Curated by Karl Lagerfeld and Harper's Bazaar global fashion director Carine Roitfeld, the exhibition of 113 photographs, taken by Lagerfeld himself, features various muses, actors and bright young things in the jacket Chanel designed during the First World War, which remains one of the label's bestselling pieces.
"Every designer dreams of inventing the Chanel jacket," said Lagerfeld. "It's up there with jeans or the T-shirt. It has come to symbolise a timelessly fashionable form of nonchalant feminine elegance – it belongs to every era."
The design was inspired by the staff livery of the surprisingly named Baron Pantz Hotel, in Austria, where Mme Chanel once stayed. She then recreated the traditional Tyrolean jacket, with its four pockets and braid trim, in casual and practical jersey – an increasingly popular fabric thanks to wartime shortages, but one previously never used by high-end couturiers – and gave the boxy, masculine style a new softness and fluidity.
"It really is the piece that goes with everything and suits everyone," said Lagerfeld, who during his own tenure at the label has embellished the design with logo prints, fur and gold hardware. "It works by night or by day, and can be casual or dressy. Everyone always talks about the little black dress, but there's also the little black jacket."

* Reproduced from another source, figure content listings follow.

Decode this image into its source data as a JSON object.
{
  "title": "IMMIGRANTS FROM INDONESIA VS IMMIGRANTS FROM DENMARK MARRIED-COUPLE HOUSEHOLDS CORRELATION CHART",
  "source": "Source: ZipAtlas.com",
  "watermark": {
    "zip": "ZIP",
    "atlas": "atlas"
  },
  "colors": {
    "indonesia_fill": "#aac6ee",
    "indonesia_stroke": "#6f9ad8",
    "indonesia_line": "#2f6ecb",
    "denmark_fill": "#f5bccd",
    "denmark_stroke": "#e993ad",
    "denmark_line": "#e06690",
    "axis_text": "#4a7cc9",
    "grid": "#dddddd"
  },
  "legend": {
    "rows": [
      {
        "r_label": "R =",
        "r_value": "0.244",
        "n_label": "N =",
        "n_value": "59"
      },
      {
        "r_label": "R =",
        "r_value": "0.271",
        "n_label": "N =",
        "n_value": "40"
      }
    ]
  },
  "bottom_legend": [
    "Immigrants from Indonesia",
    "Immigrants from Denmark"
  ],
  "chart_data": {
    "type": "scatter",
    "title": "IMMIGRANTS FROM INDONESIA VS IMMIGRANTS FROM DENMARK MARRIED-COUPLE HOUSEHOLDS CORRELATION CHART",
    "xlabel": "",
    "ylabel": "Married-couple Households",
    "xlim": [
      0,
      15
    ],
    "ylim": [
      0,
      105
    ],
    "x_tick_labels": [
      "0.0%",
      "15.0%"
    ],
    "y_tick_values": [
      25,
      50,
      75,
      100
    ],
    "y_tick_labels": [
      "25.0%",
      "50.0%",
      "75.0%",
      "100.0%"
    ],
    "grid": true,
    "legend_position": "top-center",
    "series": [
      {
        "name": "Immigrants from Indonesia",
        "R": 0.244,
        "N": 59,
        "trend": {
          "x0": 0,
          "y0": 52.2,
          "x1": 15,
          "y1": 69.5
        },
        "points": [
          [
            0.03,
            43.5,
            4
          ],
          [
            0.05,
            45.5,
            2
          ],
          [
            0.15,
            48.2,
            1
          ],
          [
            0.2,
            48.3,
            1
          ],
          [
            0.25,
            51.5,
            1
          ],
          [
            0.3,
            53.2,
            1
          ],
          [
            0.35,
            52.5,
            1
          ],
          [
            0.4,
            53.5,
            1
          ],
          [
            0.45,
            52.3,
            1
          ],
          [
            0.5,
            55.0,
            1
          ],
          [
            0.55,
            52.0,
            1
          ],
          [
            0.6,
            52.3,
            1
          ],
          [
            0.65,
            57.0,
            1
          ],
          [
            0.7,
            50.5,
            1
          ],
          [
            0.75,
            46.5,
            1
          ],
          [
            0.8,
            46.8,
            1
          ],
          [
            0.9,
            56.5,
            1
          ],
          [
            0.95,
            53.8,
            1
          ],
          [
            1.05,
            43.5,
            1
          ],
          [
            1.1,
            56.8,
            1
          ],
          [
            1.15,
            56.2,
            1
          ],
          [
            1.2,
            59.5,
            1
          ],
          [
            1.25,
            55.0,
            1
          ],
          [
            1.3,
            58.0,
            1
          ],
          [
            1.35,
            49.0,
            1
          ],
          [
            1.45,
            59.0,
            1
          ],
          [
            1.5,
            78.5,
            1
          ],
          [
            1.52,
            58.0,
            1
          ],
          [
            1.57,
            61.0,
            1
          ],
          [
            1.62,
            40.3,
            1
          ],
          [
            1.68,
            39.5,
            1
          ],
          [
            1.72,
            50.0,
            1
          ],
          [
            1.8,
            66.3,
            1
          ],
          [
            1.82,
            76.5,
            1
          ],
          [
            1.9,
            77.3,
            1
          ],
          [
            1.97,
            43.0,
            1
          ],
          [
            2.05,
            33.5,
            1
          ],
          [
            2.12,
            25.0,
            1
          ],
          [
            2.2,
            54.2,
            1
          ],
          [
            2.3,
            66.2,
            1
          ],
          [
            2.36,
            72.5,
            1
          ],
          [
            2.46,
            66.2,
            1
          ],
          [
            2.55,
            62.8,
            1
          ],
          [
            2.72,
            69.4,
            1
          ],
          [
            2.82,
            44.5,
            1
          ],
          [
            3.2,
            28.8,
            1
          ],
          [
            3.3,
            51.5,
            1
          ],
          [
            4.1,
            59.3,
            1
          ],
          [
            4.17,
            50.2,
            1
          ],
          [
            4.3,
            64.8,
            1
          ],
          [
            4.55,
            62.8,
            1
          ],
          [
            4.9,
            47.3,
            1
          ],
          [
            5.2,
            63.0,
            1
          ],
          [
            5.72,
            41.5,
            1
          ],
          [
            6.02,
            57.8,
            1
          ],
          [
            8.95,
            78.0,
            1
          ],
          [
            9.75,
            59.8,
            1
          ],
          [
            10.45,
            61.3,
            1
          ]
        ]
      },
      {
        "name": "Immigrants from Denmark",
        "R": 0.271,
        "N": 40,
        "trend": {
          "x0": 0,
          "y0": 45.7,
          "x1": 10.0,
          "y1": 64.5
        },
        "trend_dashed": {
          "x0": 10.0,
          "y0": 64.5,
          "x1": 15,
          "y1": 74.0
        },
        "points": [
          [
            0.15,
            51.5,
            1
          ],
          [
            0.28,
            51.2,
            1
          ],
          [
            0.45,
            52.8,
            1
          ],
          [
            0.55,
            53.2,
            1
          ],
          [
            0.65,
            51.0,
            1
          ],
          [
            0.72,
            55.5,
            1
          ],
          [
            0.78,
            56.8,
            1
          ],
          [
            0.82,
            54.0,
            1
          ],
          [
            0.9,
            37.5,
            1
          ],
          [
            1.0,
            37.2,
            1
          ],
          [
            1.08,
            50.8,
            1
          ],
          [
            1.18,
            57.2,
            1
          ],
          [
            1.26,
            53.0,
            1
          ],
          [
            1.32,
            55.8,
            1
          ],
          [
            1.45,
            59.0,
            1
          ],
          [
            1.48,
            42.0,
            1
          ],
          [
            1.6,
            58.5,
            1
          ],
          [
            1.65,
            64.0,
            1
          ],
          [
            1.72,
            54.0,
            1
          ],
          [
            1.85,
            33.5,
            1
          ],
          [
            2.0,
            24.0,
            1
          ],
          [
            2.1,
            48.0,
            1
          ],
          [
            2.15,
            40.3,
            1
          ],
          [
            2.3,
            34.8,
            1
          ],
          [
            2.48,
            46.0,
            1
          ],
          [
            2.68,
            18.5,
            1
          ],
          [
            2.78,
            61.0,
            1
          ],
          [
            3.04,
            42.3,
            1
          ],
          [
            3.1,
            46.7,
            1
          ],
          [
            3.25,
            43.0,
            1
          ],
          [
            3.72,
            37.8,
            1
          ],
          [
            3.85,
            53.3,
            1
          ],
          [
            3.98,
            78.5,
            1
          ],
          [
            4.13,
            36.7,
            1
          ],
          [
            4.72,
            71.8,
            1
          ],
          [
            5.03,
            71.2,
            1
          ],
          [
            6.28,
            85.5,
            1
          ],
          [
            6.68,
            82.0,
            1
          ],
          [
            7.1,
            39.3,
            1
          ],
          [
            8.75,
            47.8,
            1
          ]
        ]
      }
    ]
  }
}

But despite being one of French fashion's most famous garments, the Chanel jacket also has roots this side of the Channel. It was inspired by two of the designer's English lovers: the first, Boy Capel, whose tailored, masculine wardrobe provided the basis for the gamine tailored pieces with which she made her name, and the second, the 2nd Duke of Westminster, who introduced Chanel to British heritage fabrics through his love of hunting.
British stars who appear in the exhibition include Alexa Chung, the singer Lily Rose Cooper (formerly Lily Allen), the model Edie Campbell and the rock-chick star of the label's current accessories campaign Alice Dellal. Clearly, the label continues to be interested in the boyish and carefree attitudes of these thoroughly modern British demoiselles.